Janet speared her daughter with a warning look, then said to Cody, “If one single ounce of that beer is missing when it gets to you, I’d like to know about it.”

“Yes, ma’am,” Cody said, winking at Jenny, who blushed furiously.

When they were gone, Janet turned to Harlan. “If he were giving the orders, I suspect Jenny would be docile as a lamb the rest of the summer.”

“But he’s not,” Harlan said tersely. “I am.”

“Jealous of the impact your son has on the Runningbear women?” she inquired lightly, just to see if the remark would inspire the kind of reaction she suspected it would.
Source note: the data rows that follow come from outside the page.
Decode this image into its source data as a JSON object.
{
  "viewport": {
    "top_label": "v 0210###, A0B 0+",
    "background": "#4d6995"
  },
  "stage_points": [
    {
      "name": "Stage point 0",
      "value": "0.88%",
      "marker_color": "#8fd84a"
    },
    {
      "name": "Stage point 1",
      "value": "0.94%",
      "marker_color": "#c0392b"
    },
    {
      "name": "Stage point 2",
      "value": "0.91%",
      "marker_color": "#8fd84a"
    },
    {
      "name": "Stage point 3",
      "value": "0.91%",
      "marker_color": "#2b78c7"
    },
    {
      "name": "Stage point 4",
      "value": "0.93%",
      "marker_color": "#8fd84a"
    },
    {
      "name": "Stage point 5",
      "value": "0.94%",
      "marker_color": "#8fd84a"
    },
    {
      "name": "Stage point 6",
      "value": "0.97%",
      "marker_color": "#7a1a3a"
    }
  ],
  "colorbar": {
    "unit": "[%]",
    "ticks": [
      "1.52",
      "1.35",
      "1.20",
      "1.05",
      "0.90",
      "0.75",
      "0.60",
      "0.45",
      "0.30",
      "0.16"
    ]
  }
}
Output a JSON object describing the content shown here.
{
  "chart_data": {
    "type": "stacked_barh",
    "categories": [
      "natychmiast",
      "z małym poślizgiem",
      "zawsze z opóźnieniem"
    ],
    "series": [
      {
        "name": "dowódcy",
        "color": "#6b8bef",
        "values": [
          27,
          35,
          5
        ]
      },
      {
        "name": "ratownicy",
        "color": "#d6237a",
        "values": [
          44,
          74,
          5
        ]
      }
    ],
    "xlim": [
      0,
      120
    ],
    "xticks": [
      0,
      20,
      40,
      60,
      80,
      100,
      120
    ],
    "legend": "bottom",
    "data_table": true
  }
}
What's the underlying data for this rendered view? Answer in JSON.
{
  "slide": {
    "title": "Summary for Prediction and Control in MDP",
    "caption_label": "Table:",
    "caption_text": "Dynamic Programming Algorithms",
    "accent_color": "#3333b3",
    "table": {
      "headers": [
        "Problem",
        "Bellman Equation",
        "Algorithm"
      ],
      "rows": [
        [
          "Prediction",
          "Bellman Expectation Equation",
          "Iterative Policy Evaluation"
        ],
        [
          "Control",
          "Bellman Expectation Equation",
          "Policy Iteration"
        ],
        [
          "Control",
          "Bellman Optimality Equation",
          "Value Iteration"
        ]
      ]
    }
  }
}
Harlan’s expression did, indeed, turn very grim. “He’s married.”

She grinned. “I know. Heck, everyone in town heard about his courting of Melissa Horton. It was still fresh on their minds when I moved here. But last I heard, looking’s never been against the law. I ought to know. I read those big, thick volumes of statutes cover-to-cover in school.”

He scowled. “You deliberately trying to rile me?”

“I didn’t know I could,” she declared innocently.

“Well, now you know,” he asserted.

Janet couldn’t help feeling a certain sense of feminine satisfaction over the revelation. But hard on the heels of that reaction came the alarm bells. It was entirely possibly that she was enjoying taunting Harlan Adams just a little too much. She had a hunch it was a very dangerous game to play. He struck her as the kind of man who played his games for keeps.